Since January 2006 when the Vexor plant began operating, it has produced more than 34 million pounds of an alternative fuel — developed from more than 550 waste streams — for use at the Holcim cement plant in Holly Hill, S.C., according to Geocycle officials.

In that same time frame, Premier Environmental Management has processed 70 million pounds of recoverable materials for use in local cement kilns, they said.

Geocycle offers companies a full-service approach to product shredding, from transporting the materials to storing them securely and finally shredding and burning them. This so-called “chain of custody” is designed to give customers the peace of mind in knowing that their products will not go missing, wind up being resold or in the hands of competitors.

Having locations throughout the U.S. allows Geocycle to bring products to the most efficient location for destruction. It began offering its Geocycle Freight Management Services on Feb. 1.

“If there’s a nationwide recall and the product that’s been recalled is in warehouses around the U.S., what we would be able to do is identify the most effective locations to be able to destroy product,” Davies said.

That saves the companies the time, effort and cost of having to collect and ship the recalled product back to a single location, as is often done.

“We are effectively able to destroy it at the closest location to eliminate some of that logistical complexity,” Davies said.

Each of the Geocycle locations is permitted to handle a wide variety of materials.

“One of the things that we would have to do is chemically test the material to make sure it didn’t contain something that was hazardous and that it was within the permit, but generally the permits are broad enough that we’re able to accommodate that,” Davies noted.

He said companies are extremely concerned about security when it comes to product destruction.

“This particular segment is more worried about things like brand protection, about not having product reach market, then it is about the environment,” he said. “Their main focus is not the environmental aspect. They’re more concerned about destroying the product, getting it off the market.”

The same, he said, holds true for law enforcement agencies which may be disposing of contraband, such as illegal drugs.

“Our market includes companies that desire secure, full service waste management solutions,” Davies said.

He said those waste management solutions can begin with on-site services and end with secure thermal destruction.

Geocycle sees consumer products, particularly personal care products and over-the-counter (OTC) pharmaceuticals, as the biggest growth markets for its niche service.

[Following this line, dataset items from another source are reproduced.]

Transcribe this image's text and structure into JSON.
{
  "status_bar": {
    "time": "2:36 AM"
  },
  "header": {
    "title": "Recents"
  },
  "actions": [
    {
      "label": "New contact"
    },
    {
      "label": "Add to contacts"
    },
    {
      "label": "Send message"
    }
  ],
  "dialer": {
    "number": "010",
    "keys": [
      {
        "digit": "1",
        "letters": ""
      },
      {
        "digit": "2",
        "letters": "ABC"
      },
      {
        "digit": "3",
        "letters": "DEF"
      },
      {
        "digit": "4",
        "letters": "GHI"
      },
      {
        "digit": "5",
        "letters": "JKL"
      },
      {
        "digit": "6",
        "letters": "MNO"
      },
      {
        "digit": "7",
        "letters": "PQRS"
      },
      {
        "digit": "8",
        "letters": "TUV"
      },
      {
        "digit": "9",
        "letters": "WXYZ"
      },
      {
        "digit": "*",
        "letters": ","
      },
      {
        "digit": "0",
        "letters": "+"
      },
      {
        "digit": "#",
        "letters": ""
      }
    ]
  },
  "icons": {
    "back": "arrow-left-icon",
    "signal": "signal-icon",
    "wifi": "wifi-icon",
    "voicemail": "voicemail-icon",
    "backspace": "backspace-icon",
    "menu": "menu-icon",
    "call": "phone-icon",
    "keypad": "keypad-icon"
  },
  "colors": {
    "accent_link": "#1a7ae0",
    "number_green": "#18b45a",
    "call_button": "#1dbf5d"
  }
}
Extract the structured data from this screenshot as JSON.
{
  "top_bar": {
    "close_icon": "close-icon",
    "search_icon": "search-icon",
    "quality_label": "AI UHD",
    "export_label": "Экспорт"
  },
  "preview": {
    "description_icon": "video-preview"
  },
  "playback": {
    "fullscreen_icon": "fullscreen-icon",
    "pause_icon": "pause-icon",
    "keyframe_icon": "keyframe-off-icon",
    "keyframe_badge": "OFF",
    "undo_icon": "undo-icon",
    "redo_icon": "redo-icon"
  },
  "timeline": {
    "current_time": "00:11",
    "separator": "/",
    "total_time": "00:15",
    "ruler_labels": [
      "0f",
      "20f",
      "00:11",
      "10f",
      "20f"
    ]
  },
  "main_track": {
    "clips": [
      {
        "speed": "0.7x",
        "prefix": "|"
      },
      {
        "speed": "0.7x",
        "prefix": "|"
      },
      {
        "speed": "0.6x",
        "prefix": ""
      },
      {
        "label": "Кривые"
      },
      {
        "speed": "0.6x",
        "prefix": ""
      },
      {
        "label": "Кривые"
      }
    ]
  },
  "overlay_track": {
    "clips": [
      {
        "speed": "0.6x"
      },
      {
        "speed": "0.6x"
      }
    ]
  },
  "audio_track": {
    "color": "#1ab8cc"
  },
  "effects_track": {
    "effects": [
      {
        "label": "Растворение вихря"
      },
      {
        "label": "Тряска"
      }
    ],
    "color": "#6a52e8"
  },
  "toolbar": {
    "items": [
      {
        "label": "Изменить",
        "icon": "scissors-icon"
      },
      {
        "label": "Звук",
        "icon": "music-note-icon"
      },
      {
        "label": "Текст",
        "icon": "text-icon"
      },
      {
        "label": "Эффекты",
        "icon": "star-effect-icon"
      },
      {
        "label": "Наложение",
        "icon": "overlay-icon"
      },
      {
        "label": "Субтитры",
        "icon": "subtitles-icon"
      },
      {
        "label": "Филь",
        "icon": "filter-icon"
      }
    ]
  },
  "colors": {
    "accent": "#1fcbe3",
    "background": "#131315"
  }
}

“This is because returned OTC and regulated (out-of-date) pharmaceuticals continue to grow as the pharmaceutical industry expands,” Davies said.

Destruction of illegal drugs will also continue to grow, he said, The need to dispose of counterfeit goods, which has been on the increase, was expected to decline.

“Counterfeit goods have increased over the past 10 years as illegitimate businesses take advantage of cheap labor in developing countries with limited laws and regulations related to export,” he said. “However, the counterfeit goods market should decline in the future as legitimate companies set up operations in these countries causing them to improve control over manufacturing and export of goods.”

Davies described the company’s vision as “bringing business and nature in balance.

“Through our commitment to sustainable development — economic, environmental and social responsibility — we continue to expand our waste management capabilities, including product shredding, preprocessing blended materials and co-processing of waste in the manufacture of cement,” he said.

Geocycle US, formerly Energis LLC, is a wholly owned subsidiary of Holcim (US) Inc.